Energy soup, with papaya

I’m hungry. These days, I’m almost always hungry.

My boyfriend Tom and I live on a 12-acre farm in the hills of western Puerto Rico, about 3 kilometers from the Ann Wigmore Institute, a living foods school where I work. In March, we came here for a two-week vacation to escape the snowdrifts lining our Brooklyn street, and, except for a brief trip home in June to pick up our belongings, we’ve been here ever since. When we left New York, all I knew about the institute was that it was right on the beach, relatively inexpensive, and that the raw diet they espouse was supposed to be very cleansing. And I needed to cleanse. I thought of it as my own private Betty Ford clinic where I could relax and get a tan.

Seven months ago, I wasn’t even a vegetarian. I thought I’d skip most classes, but once I got here, I became morbidly fascinated with colon health, digestion, and the benefits of wheat grass, and I didn’t miss a single class. At first I felt like utter crap—I had headaches daily, and I felt bitchy and exhausted. Detoxing, everyone at the institute called it. (They blame every unpleasant symptom on detoxing.) But about a week into my stay, I started to feel different. Energized. Mentally sharper. Happier. More serene. Lighter. (I lost 10 pounds in the first week and didn’t really need to lose weight.) I slept less. I started waking at dawn and going to bed earlier than I would have left the house for a night of partying back home in New York. My eyes even started changing color. Not just the whites, which got whiter, but my irises changed, too—from very dark to a richer, reddish brown.

What changed me was this odd diet. Everything we eat is raw. Uncooked. We do sometimes dehydrate food, but it’s not heated above 116 degrees. The idea is that this leaves the nutrients and enzymes intact. For example, as soon as I got to work today, at 7 a.m., I cut and juiced a couple of ounces of wheat grass, best taken on an empty stomach. At 8:30, when the breakfast bell rang, I lined up for a bowl of energy soup, the cornerstone of the “living foods lifestyle” taught by the institute. Energy soup is a room-temperature concoction made of sunflower greens, which are the tiny first shoots of a sunflower plant, and rejuvelac, a fermented wheat drink that tastes a lot like bad lemonade. I added a couple of spoonfuls of blended papaya to my energy soup to make it more interesting. For lunch, I ate a salad of sunflower greens, sprouted fenugreek seeds (from the fenugreek plant, which has medicinal properties), sprouted broccoli seeds, some fermented cabbage called veggie kraut (because it tastes like sauerkraut), and seed loaf, something that tastes remotely like tuna salad but is made of sprouted sunflower seeds, dulse (dehydrated seaweed), and some vegetables. Instead of eating in the communal kitchen, I ate dinner at home, combining some sprouts I brought from the institute with my friend Leo’s Cuban guacamole, a mixture of avocado chunks, pineapple, red onion, olive oil, raw vinegar, and sea salt. An hour later, I’m already hungry.

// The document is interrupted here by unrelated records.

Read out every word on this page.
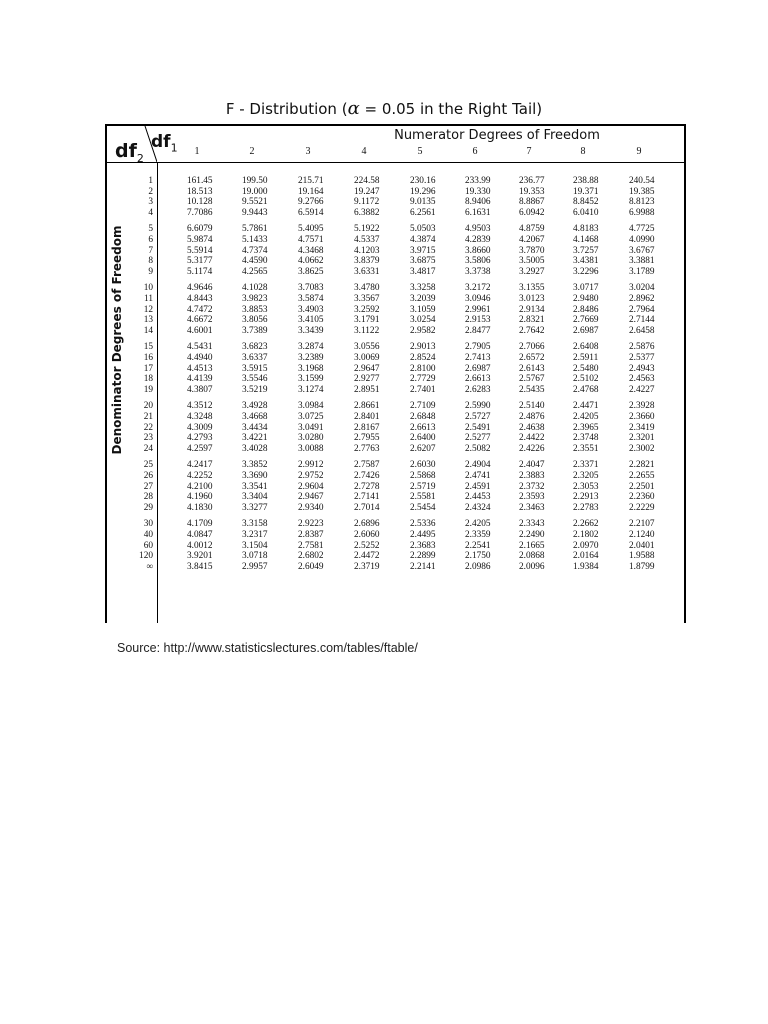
F - Distribution (α = 0.05 in the Right Tail)
$df_2$
$df_1$
Numerator Degrees of Freedom
1	2	3	4	5	6	7	8	9
1	161.45	199.50	215.71	224.58	230.16	233.99	236.77	238.88	240.54
2	18.513	19.000	19.164	19.247	19.296	19.330	19.353	19.371	19.385
3	10.128	9.5521	9.2766	9.1172	9.0135	8.9406	8.8867	8.8452	8.8123
4	7.7086	9.9443	6.5914	6.3882	6.2561	6.1631	6.0942	6.0410	6.9988
5	6.6079	5.7861	5.4095	5.1922	5.0503	4.9503	4.8759	4.8183	4.7725
6	5.9874	5.1433	4.7571	4.5337	4.3874	4.2839	4.2067	4.1468	4.0990
7	5.5914	4.7374	4.3468	4.1203	3.9715	3.8660	3.7870	3.7257	3.6767
8	5.3177	4.4590	4.0662	3.8379	3.6875	3.5806	3.5005	3.4381	3.3881
9	5.1174	4.2565	3.8625	3.6331	3.4817	3.3738	3.2927	3.2296	3.1789
10	4.9646	4.1028	3.7083	3.4780	3.3258	3.2172	3.1355	3.0717	3.0204
11	4.8443	3.9823	3.5874	3.3567	3.2039	3.0946	3.0123	2.9480	2.8962
12	4.7472	3.8853	3.4903	3.2592	3.1059	2.9961	2.9134	2.8486	2.7964
13	4.6672	3.8056	3.4105	3.1791	3.0254	2.9153	2.8321	2.7669	2.7144
14	4.6001	3.7389	3.3439	3.1122	2.9582	2.8477	2.7642	2.6987	2.6458
15	4.5431	3.6823	3.2874	3.0556	2.9013	2.7905	2.7066	2.6408	2.5876
16	4.4940	3.6337	3.2389	3.0069	2.8524	2.7413	2.6572	2.5911	2.5377
17	4.4513	3.5915	3.1968	2.9647	2.8100	2.6987	2.6143	2.5480	2.4943
18	4.4139	3.5546	3.1599	2.9277	2.7729	2.6613	2.5767	2.5102	2.4563
19	4.3807	3.5219	3.1274	2.8951	2.7401	2.6283	2.5435	2.4768	2.4227
20	4.3512	3.4928	3.0984	2.8661	2.7109	2.5990	2.5140	2.4471	2.3928
21	4.3248	3.4668	3.0725	2.8401	2.6848	2.5727	2.4876	2.4205	2.3660
22	4.3009	3.4434	3.0491	2.8167	2.6613	2.5491	2.4638	2.3965	2.3419
23	4.2793	3.4221	3.0280	2.7955	2.6400	2.5277	2.4422	2.3748	2.3201
24	4.2597	3.4028	3.0088	2.7763	2.6207	2.5082	2.4226	2.3551	2.3002
25	4.2417	3.3852	2.9912	2.7587	2.6030	2.4904	2.4047	2.3371	2.2821
26	4.2252	3.3690	2.9752	2.7426	2.5868	2.4741	2.3883	2.3205	2.2655
27	4.2100	3.3541	2.9604	2.7278	2.5719	2.4591	2.3732	2.3053	2.2501
28	4.1960	3.3404	2.9467	2.7141	2.5581	2.4453	2.3593	2.2913	2.2360
29	4.1830	3.3277	2.9340	2.7014	2.5454	2.4324	2.3463	2.2783	2.2229
30	4.1709	3.3158	2.9223	2.6896	2.5336	2.4205	2.3343	2.2662	2.2107
40	4.0847	3.2317	2.8387	2.6060	2.4495	2.3359	2.2490	2.1802	2.1240
60	4.0012	3.1504	2.7581	2.5252	2.3683	2.2541	2.1665	2.0970	2.0401
120	3.9201	3.0718	2.6802	2.4472	2.2899	2.1750	2.0868	2.0164	1.9588
∞	3.8415	2.9957	2.6049	2.3719	2.2141	2.0986	2.0096	1.9384	1.8799
Denominator Degrees of Freedom
Source: http://www.statisticslectures.com/tables/ftable/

When I first became a student here, I learned how to make energy soup and rejuvelac and how to grow wheat grass and sprouts, but I felt a little discouraged. It sounded like it would take all day to grow my own organic sprouts and greens and prepare the food. That’s one benefit of living in this community. Like everyone here, I am required to work four hours a day, but I don’t have to prepare my own meals. Some people spend their four hours working in the kitchen or harvesting and washing the sunflowers, which I plant and water.

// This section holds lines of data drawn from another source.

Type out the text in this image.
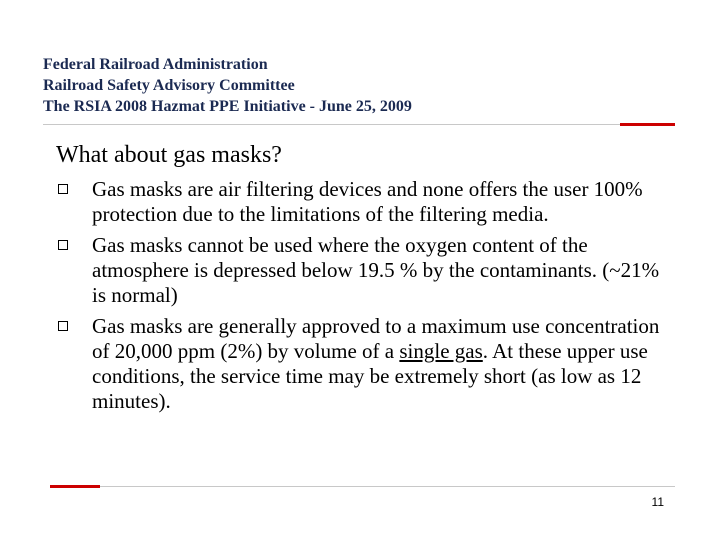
Federal Railroad Administration
Railroad Safety Advisory Committee
The RSIA 2008 Hazmat PPE Initiative - June 25, 2009
What about gas masks?
Gas masks are air filtering devices and none offers the user 100% protection due to the limitations of the filtering media.
Gas masks cannot be used where the oxygen content of the atmosphere is depressed below 19.5 % by the contaminants. (~21% is normal)
Gas masks are generally approved to a maximum use concentration of 20,000 ppm (2%) by volume of a single gas. At these upper use conditions, the service time may be extremely short (as low as 12 minutes).
11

This morning, I worked in the greenhouse, planting dozens of trays of wheat grass, sunflower greens, and buckwheat greens that go into the energy soup. I sprayed the black plastic trays we use for planting with a mixture of vinegar and water, to prevent mold. Leo and I measured soil and poured it into the trays, shaking them to level the soil. Then we measured out a little more than two cups of sprouted seeds that we sprinkled evenly, covering the entire surface of soil in each tray. After that, we watered the trays and stacked them. It’s very slow, methodical, meditative work. Today was a little different, however. Two other greenhouse workers, Shody and Franchesco, were making a video about everything we do in the greenhouse because after two years here, Franchesco is going home to Pennsylvania in a couple of weeks, and we don’t want all his knowledge to leave with him.

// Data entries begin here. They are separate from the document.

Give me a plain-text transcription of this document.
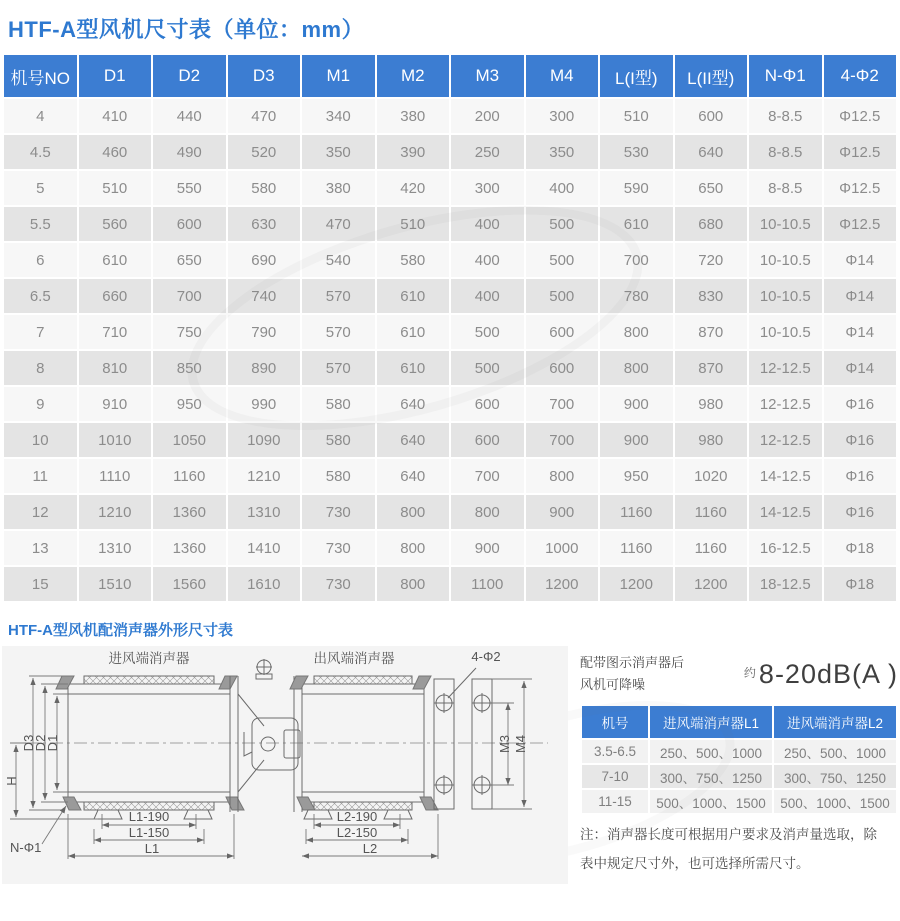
HTF-A型风机尺寸表（单位：mm）
机号NO	D1	D2	D3	M1	M2	M3	M4	L(I型)	L(II型)	N-Φ1	4-Φ2
4	410	440	470	340	380	200	300	510	600	8-8.5	Φ12.5
4.5	460	490	520	350	390	250	350	530	640	8-8.5	Φ12.5
5	510	550	580	380	420	300	400	590	650	8-8.5	Φ12.5
5.5	560	600	630	470	510	400	500	610	680	10-10.5	Φ12.5
6	610	650	690	540	580	400	500	700	720	10-10.5	Φ14
6.5	660	700	740	570	610	400	500	780	830	10-10.5	Φ14
7	710	750	790	570	610	500	600	800	870	10-10.5	Φ14
8	810	850	890	570	610	500	600	800	870	12-12.5	Φ14
9	910	950	990	580	640	600	700	900	980	12-12.5	Φ16
10	1010	1050	1090	580	640	600	700	900	980	12-12.5	Φ16
11	1110	1160	1210	580	640	700	800	950	1020	14-12.5	Φ16
12	1210	1360	1310	730	800	800	900	1160	1160	14-12.5	Φ16
13	1310	1360	1410	730	800	900	1000	1160	1160	16-12.5	Φ18
15	1510	1560	1610	730	800	1100	1200	1200	1200	18-12.5	Φ18
HTF-A型风机配消声器外形尺寸表
进风端消声器	出风端消声器	4-Φ2
H
D3
D2
D1
N-Φ1
L1-190
L1-150
L1
L2-190
L2-150
L2
M3 M4
配带图示消声器后
风机可降噪
$^约$ 8-20dB(A )
机号	进风端消声器L1	进风端消声器L2
3.5-6.5	250、500、1000	250、500、1000
7-10	300、750、1250	300、750、1250
11-15	500、1000、1500	500、1000、1500
注：消声器长度可根据用户要求及消声量选取，除
表中规定尺寸外，也可选择所需尺寸。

I scheduled a massage for tonight because I knew I’d be nervous writing this diary and would need to relax. I met Elena, a strong Ukrainian woman, at the institute around 7 p.m. As I lay on the table, she said, “You want I turn off the coquis?” I thought she meant the CD that was playing, what sounded like a mixture of New Age music and the “co-Kee, co-Kee” of tree frogs, and hesitated, thinking they sounded kind of nice. “You not hear me,” she said, smiling. And I realized that she was making a joke; the coquis were outside, chirping so loudly they nearly drowned out the music. She turned off the CD, and we listened.